Poland calls for “EUR-1 billion” fund to help Belarus

Morawiecki made the call for the fund while visiting Lithuania. Radek Pietruszka/PAP

Poland has called for the EU to establish a EUR-1 billion stabilisation fund to help neighbouring Belarus.

The call for the fund came as protests continued in Belarus following a disputed presidential election that saw Alexander Lukashenko, the country’s president, continue his 26-year rule.
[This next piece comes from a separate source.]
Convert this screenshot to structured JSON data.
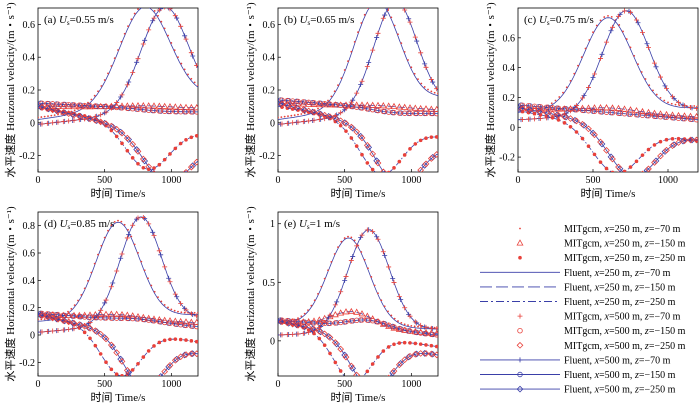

Police and paramilitary units have used unprecedented levels of violence in attempts to quell the protests, with people being arrested, beaten and tortured while in custody.

Speaking while visiting Lithuania, Mateusz Morawiecki, the Polish prime minister, said that the fund should “be really significant, at least EUR 1 billion”.

Hundreds of thousands in Belarus have protested against the country’s president Alexander Lukashenko.PAP/ITAR-TASS

"It must be said out loud (...), it is extremely important for Europe to realise how important a free and sovereign Belarus is for the security and prosperity of the entire continent," added the prime minister.

The fund, which the Polish government has likened to the Marshall Plan, the massive US aid programme that helped European reconstruction recover from the ravages of the Second World War, would be targeted at small and medium-sized Belarusian companies, and would help them gain access to EU markets, while, at the same time, opening up the Belarusian economy.

Morawiecki said that he would present the plan at a meeting of the European Council on September 24-25, and added that it already had the backing of a number of eastern and central European states.

Belarusians in need can count on Poland, Polish PM tells Tikhanovskaya.Leszek Szymański/PAP

Since protests and violence flared in Belarus, Poland has positioned itself as a hawkish critic of Lukashenko within the EU, and has also thrown its weight behind leading opposition politicians.

Earlier this month Svetlana Tikhanovskaya, a key Belarusian opposition leader, met Morawiecki and the heads of Poland’s main opposition parties, during a high-profile visit.

During the visit the prime minister pledged that he would present an economic plan that would “show that Europe is open to Belarus, that Europe is open to the Belarusian nation.”